A former university friend of his came in, and tried to get him interested in collaborating on a great scientific work. He declined. As soon as his colleague of other days had gone, he visualised to himself the entire conversation: The man was affable and insistent; and yet there was in his very being an underground, enigmatic hostility. It was the hostility he invariably felt whenever he had anything to do, either of a purely external, business nature or in a social way, with men of other faith. The least he had to fear was a prejudiced inimicality, as if the individual in question were on the point of calling out to him: You stay on that side, I’ll stay on this. Keep off the bridge.

He was fully aware of this, but his pride forbade his fighting against it. He renounced his natural right to life and a living. He declined the university conceded privilege of co-existence. To go out and actually win for himself the right to participate in the inevitable contest of forces, or to secure even this poor privilege by supplication, or to defend it by argument, or to cajole it into his possession by political wiles, seemed to him contrary to reason and at odds with common sense. He would not do it.

He refused to knock at the door which he himself had bolted and barricaded.

From this self-imposed embarrassment he suffered to an almost intolerable degree. It was the irrational and fraudulent phase of matters that made him suffer. Did men act as they did because they were so strong in their faith? Not at all. Did he believe in those racial differences which made them believe? Not at all. He felt at home on the soil that nourished him; he felt under obligations to the weal and woe of his people; he was bound heart and soul to the best of them, and realised that he had been spiritually developed by their language, ideas, and ideals.

Everything else was a lie. They knew that it was a lie too, but out of his pride they forged a weapon and turned it against him. To deny his relationship to them, a relationship that had been proved by his achievements and enthusiasm, was a part of their plan; it was also a part of their evil designs.

To strike up acquaintances, seek out congenial companions, or take an active part in social organisations was repulsive to him. He did not care to be dragged into fruitless and empty community of effort or social co-operation. Defiant and alone, he explained his case to himself. Since it merely intensified his agony to compare his lot with that of others who seemed to be similarly situated, he did not do it. He avoided in truth all reflections that might have made the world appear to him as having at least a semblance of justice.

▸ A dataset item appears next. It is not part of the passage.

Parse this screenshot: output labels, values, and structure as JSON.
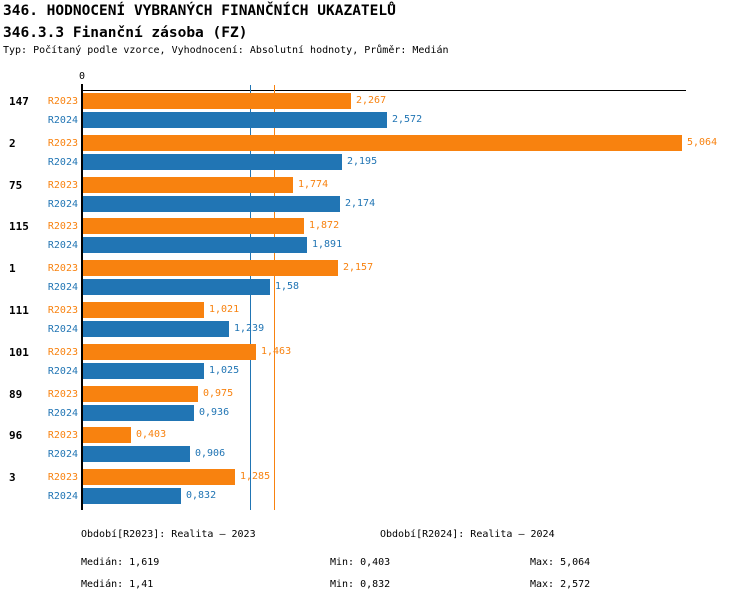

He was consequently filled with a longing which took more definite shape day by day, and finally developed into a positive and irrevocable decision.

About this time he made the acquaintance of Daniel, and through him he came to know other people. He saw at once that there was something unusual about Daniel; that there was something in him which he had never before noticed in any one. Even his outer distress was a challenge to greater activity, while his inner agitation never permitted his associates to rest in idle peace.

It was not easy to be of assistance to him; he rejected all gifts which he could not repay. He had to be convinced first of his duty and indebtedness to the friend whom fate had made cross his path. And even then he stood out for the privilege of being theoretically ungrateful.

Benda and his mother succeeded in getting him a position as a tutor in some private families. He had to give piano lessons to young boys and girls. The compensation was not great, but it at least helped him out for the time being.

After the day’s work was done, the evenings and nights bound the two more and more firmly together.